(Thurs. July 19th)
Hundreds of years ago, the Mona Monkeys in this part of Ghana were considered sacred after a special shrine was built Tafi Atome and the monkeys arrived. The locals started hunting them, and they became endangered. In 1993, John Mason, a Canadian, convinced locals to stop hunting this species and create an eco-tourism business to benefit the local community. Families of the Mona monkeys who now roam free in this sanctuary without being hunted and tourists pay a fee to hand-feed the Mona Monkeys bananas. Mona Monkeys live in families of 20-50, and there are currently 5 families in the Tafi Atome Sanctuary.
(Wed. July 18th)
We visited a cocoa plantation today, had a tour and learned a great deal of interesting information. Chocolate lovers: have you ever wondered where your sensuous treat begins? In Africa, in a “cocoa ball” or pod.
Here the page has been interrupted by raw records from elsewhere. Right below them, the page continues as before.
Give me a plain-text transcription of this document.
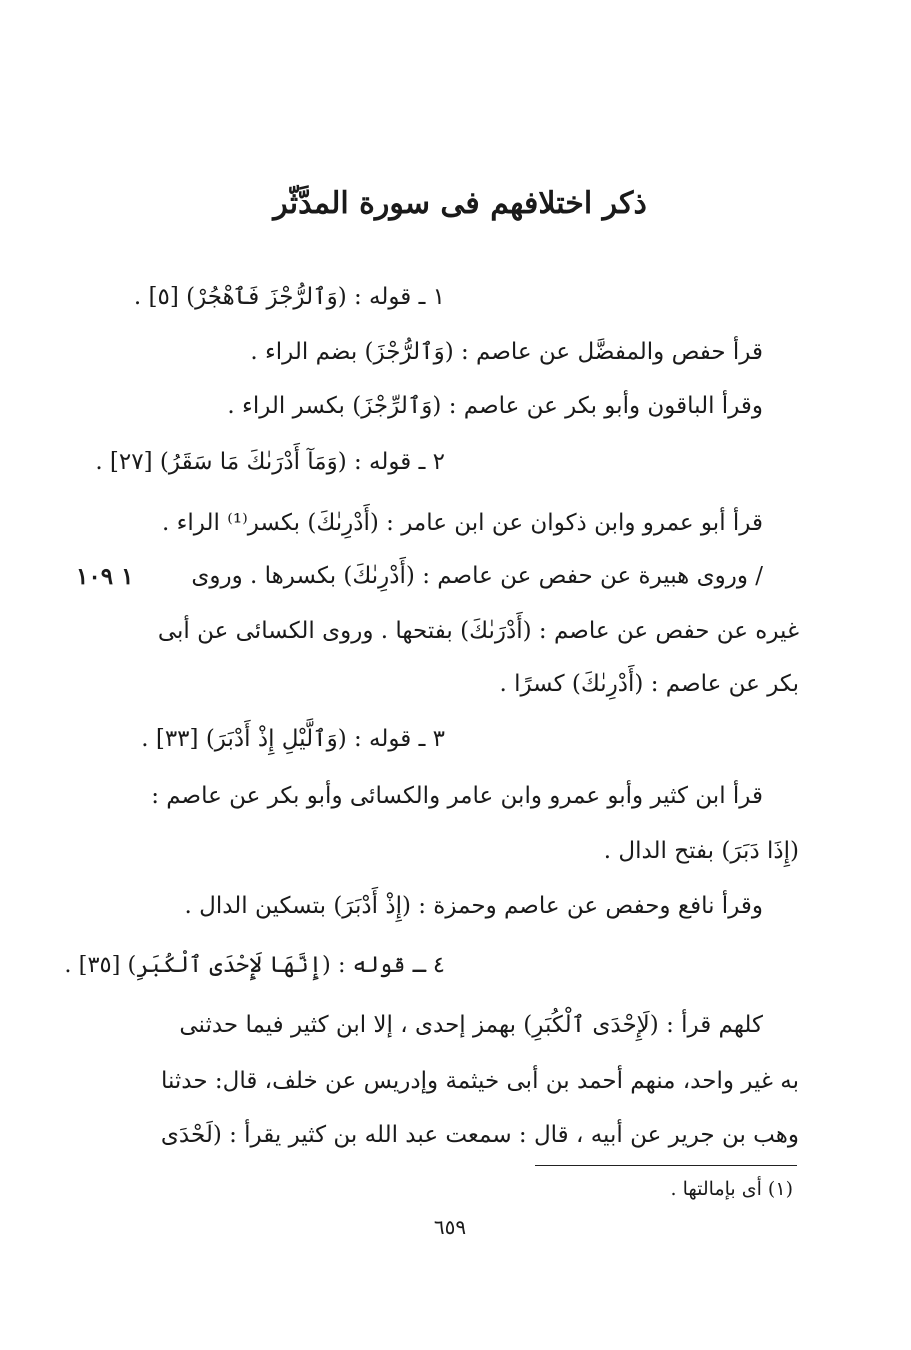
ذكر اختلافهم فى سورة المدَّثّر
١ ـ قوله : (وَٱلرُّجْزَ فَٱهْجُرْ) [٥] .
قرأ حفص والمفضَّل عن عاصم : (وَٱلرُّجْزَ) بضم الراء .
وقرأ الباقون وأبو بكر عن عاصم : (وَٱلرِّجْزَ) بكسر الراء .
٢ ـ قوله : (وَمَآ أَدْرَىٰكَ مَا سَقَرُ) [٢٧] .
قرأ أبو عمرو وابن ذكوان عن ابن عامر : (أَدْرِىٰكَ) بكسر⁽¹⁾ الراء .
/ وروى هبيرة عن حفص عن عاصم : (أَدْرِىٰكَ) بكسرها . وروى
غيره عن حفص عن عاصم : (أَدْرَىٰكَ) بفتحها . وروى الكسائى عن أبى
بكر عن عاصم : (أَدْرِىٰكَ) كسرًا .
٣ ـ قوله : (وَٱلَّيْلِ إِذْ أَدْبَرَ) [٣٣] .
قرأ ابن كثير وأبو عمرو وابن عامر والكسائى وأبو بكر عن عاصم :
(إِذَا دَبَرَ) بفتح الدال .
وقرأ نافع وحفص عن عاصم وحمزة : (إِذْ أَدْبَرَ) بتسكين الدال .
٤ ـ قوله : (إِنَّهَا لَإِحْدَى ٱلْكُبَرِ) [٣٥] .
كلهم قرأ : (لَإِحْدَى ٱلْكُبَرِ) بهمز إحدى ، إلا ابن كثير فيما حدثنى
به غير واحد، منهم أحمد بن أبى خيثمة وإدريس عن خلف، قال: حدثنا
وهب بن جرير عن أبيه ، قال : سمعت عبد الله بن كثير يقرأ : (لَحْدَى
١ ١٠٩
(١) أى بإمالتها .
٦٥٩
Cocoa beans in the pod are not brown, like you’d expect, but snowy white surrounded by a slimy mucous. When the cocoa pods are ripe (they turn yellow or red depending on the type), they’re split open, the beans hand-mixed with the mucous, then left under a banana leaf to “ferment” for a few days. After the fermentation process, the beans are scooped out and dried in the sun, which is when they turn brown.
Ghana has two seasons; the wet season and the dry season. As you can imagine, most of the cocoa crop is harvested in the wet season, when the plantation is fertile. This particular plantation produces, on average, 10 bags of cocoa beans in the high season. A bag holds 65 kilograms of beans and each bag is sold for 200 GH (Ghanaian cedi), which amounts to approximately $100. Have you done the math in your head yet? This $1000 per season income supports the owner and crew of workers. Cocoa farmers sell their crop to the government, which sets this fixed price of 200 GH for a 65 kg bag. “Organic farms” get approximately $50 more per bag, and ironically, though this particular farm didn’t have the “organic” status, they can’t afford to buy pesticides so essentially they’re organic, they just don’t get to collect organic prices.
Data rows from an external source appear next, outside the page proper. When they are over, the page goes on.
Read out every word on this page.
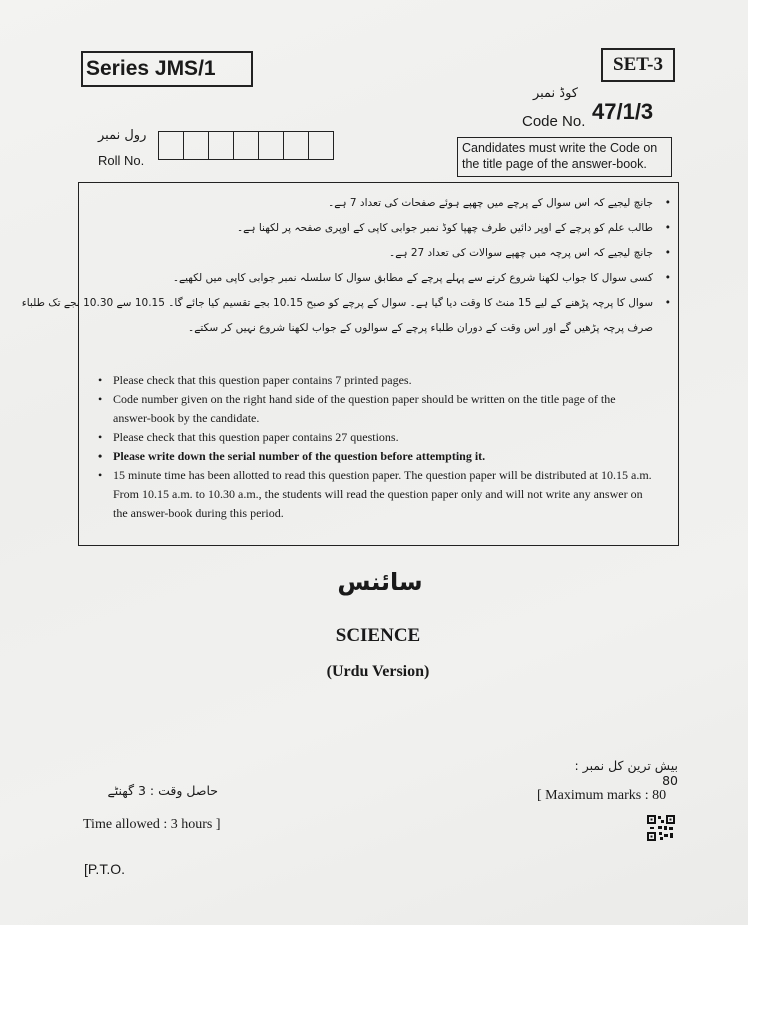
Series JMS/1	SET-3
کوڈ نمبر
Code No. 47/1/3
Candidates must write the Code on the title page of the answer-book.
رول نمبر
Roll No.
•
جانچ لیجیے کہ اس سوال کے پرچے میں چھپے ہوئے صفحات کی تعداد 7 ہے۔
•
طالب علم کو پرچے کے اوپر دائیں طرف چھپا کوڈ نمبر جوابی کاپی کے اوپری صفحہ پر لکھنا ہے۔
•
جانچ لیجیے کہ اس پرچہ میں چھپے سوالات کی تعداد 27 ہے۔
•
کسی سوال کا جواب لکھنا شروع کرنے سے پہلے پرچے کے مطابق سوال کا سلسلہ نمبر جوابی کاپی میں لکھیے۔
•
سوال کا پرچہ پڑھنے کے لیے 15 منٹ کا وقت دیا گیا ہے۔ سوال کے پرچے کو صبح 10.15 بجے تقسیم کیا جائے گا۔ 10.15 سے 10.30 بجے تک طلباء
صرف پرچہ پڑھیں گے اور اس وقت کے دوران طلباء پرچے کے سوالوں کے جواب لکھنا شروع نہیں کر سکتے۔
• Please check that this question paper contains 7 printed pages.
• Code number given on the right hand side of the question paper should be written on the title page of the answer-book by the candidate.
• Please check that this question paper contains 27 questions.
• Please write down the serial number of the question before attempting it.
• 15 minute time has been allotted to read this question paper. The question paper will be distributed at 10.15 a.m. From 10.15 a.m. to 10.30 a.m., the students will read the question paper only and will not write any answer on the answer-book during this period.
سائنس
SCIENCE
(Urdu Version)
بیش ترین کل نمبر : 80
[ Maximum marks : 80
حاصل وقت : 3 گھنٹے
Time allowed : 3 hours ]
[P.T.O.
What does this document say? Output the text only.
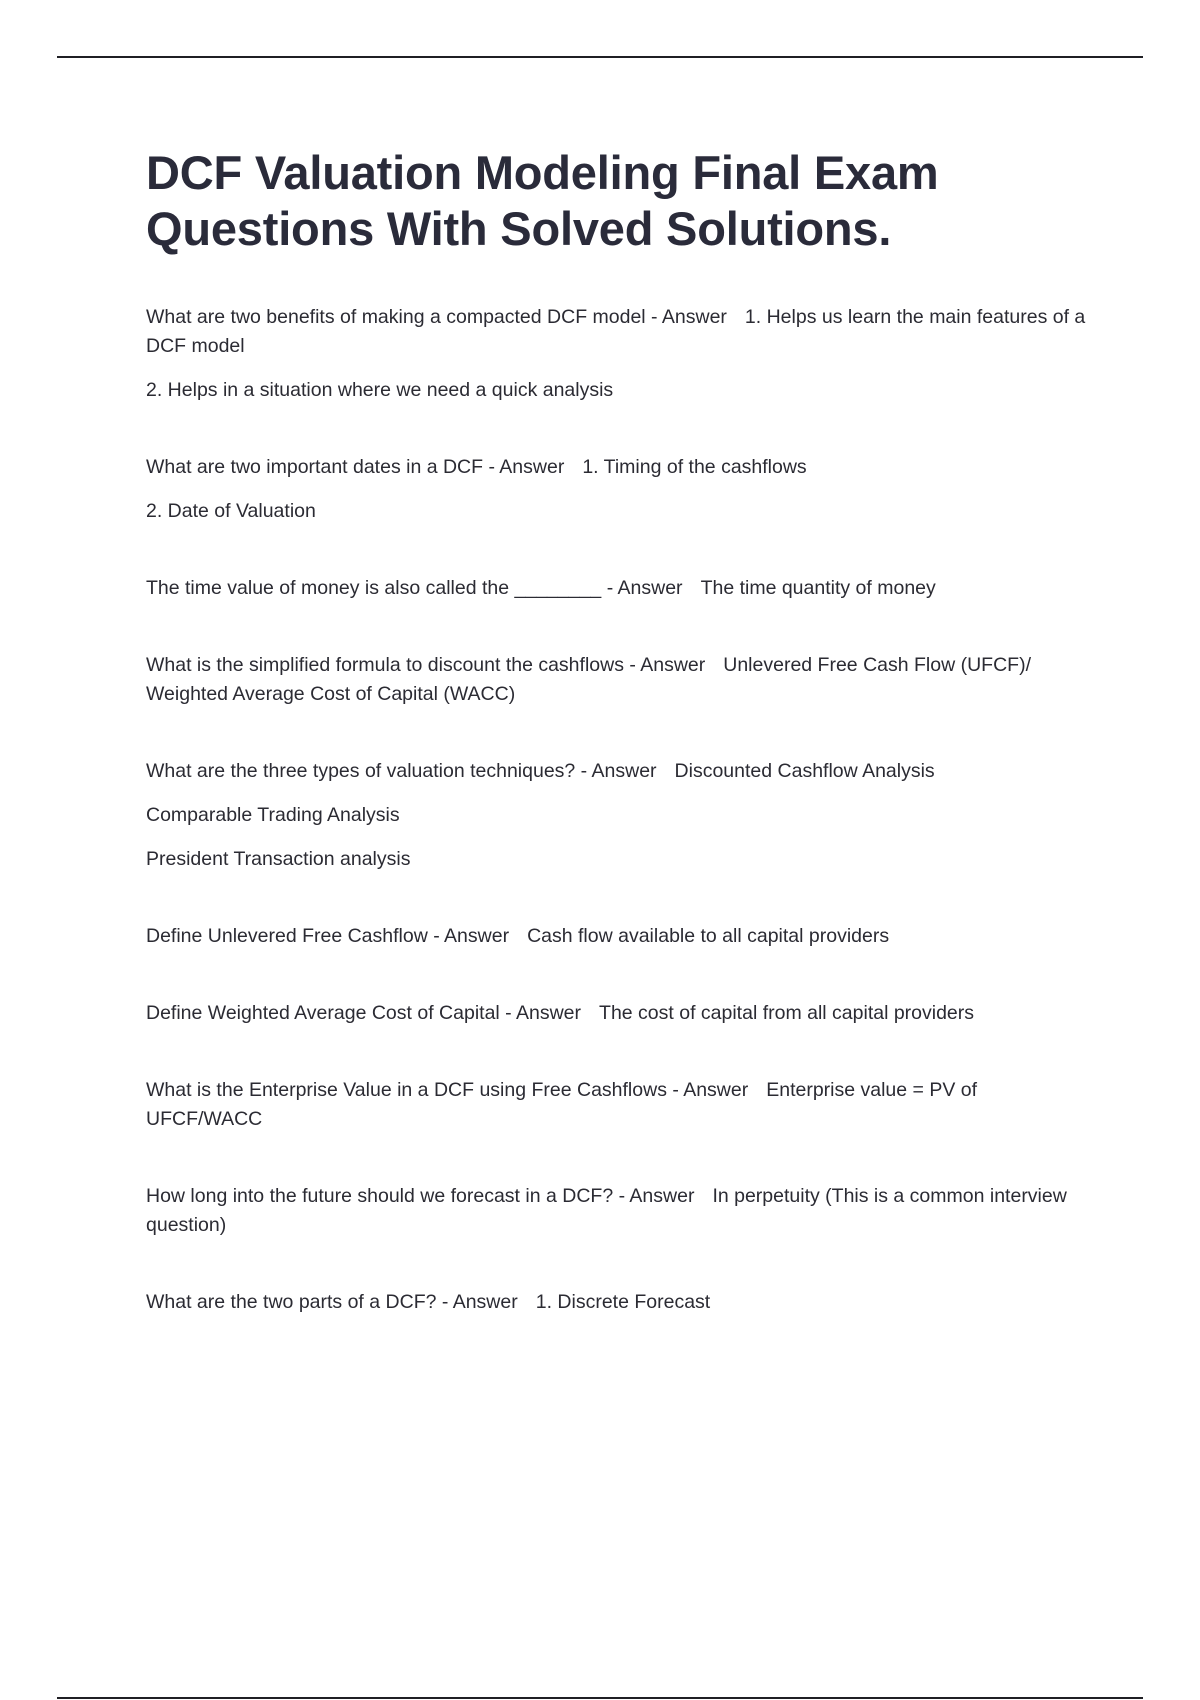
DCF Valuation Modeling Final Exam Questions With Solved Solutions.

What are two benefits of making a compacted DCF model - Answer 1. Helps us learn the main features of a DCF model

2. Helps in a situation where we need a quick analysis

What are two important dates in a DCF - Answer 1. Timing of the cashflows

2. Date of Valuation

The time value of money is also called the ________ - Answer The time quantity of money

What is the simplified formula to discount the cashflows - Answer Unlevered Free Cash Flow (UFCF)/ Weighted Average Cost of Capital (WACC)

What are the three types of valuation techniques? - Answer Discounted Cashflow Analysis

Comparable Trading Analysis

President Transaction analysis

Define Unlevered Free Cashflow - Answer Cash flow available to all capital providers

Define Weighted Average Cost of Capital - Answer The cost of capital from all capital providers

What is the Enterprise Value in a DCF using Free Cashflows - Answer Enterprise value = PV of UFCF/WACC

How long into the future should we forecast in a DCF? - Answer In perpetuity (This is a common interview question)

What are the two parts of a DCF? - Answer 1. Discrete Forecast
If all of the cocoa plantations in Ghana could unite into a coalition, they could perhaps negotiate a better price from the government. DIVOG has been trying to talk to farmers about this prospect, but Robert says it’ll take, perhaps, years to convince farmers that this is “safe” and a plausible “way out” of poverty.
I was left wondering how much the Ghanaian government gets from cocoa traders for each bag, and if there is a middleman who makes a huge cut. What about Fair Trade? I’ll have to do more research to learn how Fair Trade is fair in Ghana—at this particular plantation; there was no evidence of fair trade. Like coffee and roses from Africa, I wish the profits of this export would benefit the people who work the land and struggle to support their families.
Everyone in our group of 15 had a cooking lesson this afternoon. After walking a mile to harvest some cassava root, one of the village grandmothers was gracious enough to teach me how to make traditional “Fufu,” which is boiled cassava root pounded mercilessly into gooey, slimy “dough.” The texture is just not something I can do. The boiled cassava root is DELICIOUS, and I sat there watching it all be pounded and “slimed” with water into something I can’t swallow.
Everyone brought their newly created dishes to a group “pot luck” dinner. Luckily for me, I was the only one who made Fufu. Luckily for the British boys (who didn’t like any local food), the kitchen staff helped us out with additional dishes. As it turns out, Lisa loves Fufu, and I’m in awe.
(Tues. July 17)
The project site looks a bit like an ant hill this morning, with what I’m guessing is close to a hundred people shoveling and hauling dirt in pans on their heads and dumping it in to fill in the foundation for the future school site. Then repeat. Some of the women are singing and playing pranks on each other to keep it fun.
Today I really earned my breakfast, lunch and dinner making bricks like a good little worker-ant. I have a new-found respect for construction workers who work in the sun, heat, dirt, and sweat all day. My shirt was soaked by lunch and I go through waves of being tired of being filthy, then feeling completely ridiculous about it since I’ll be leaving in less than a week to go back to my cushy western life…
It’ so hot today that during my after-lunch siesta, I’m lying in my bed naked and still can’t cool down. As a group, we’re fantasizing quite a lot about ice cream and swimming at the waterfall we’ll visit on Thursday. No matter how cold it is (and I’ve heard it’s cooodold), I’m jumping in!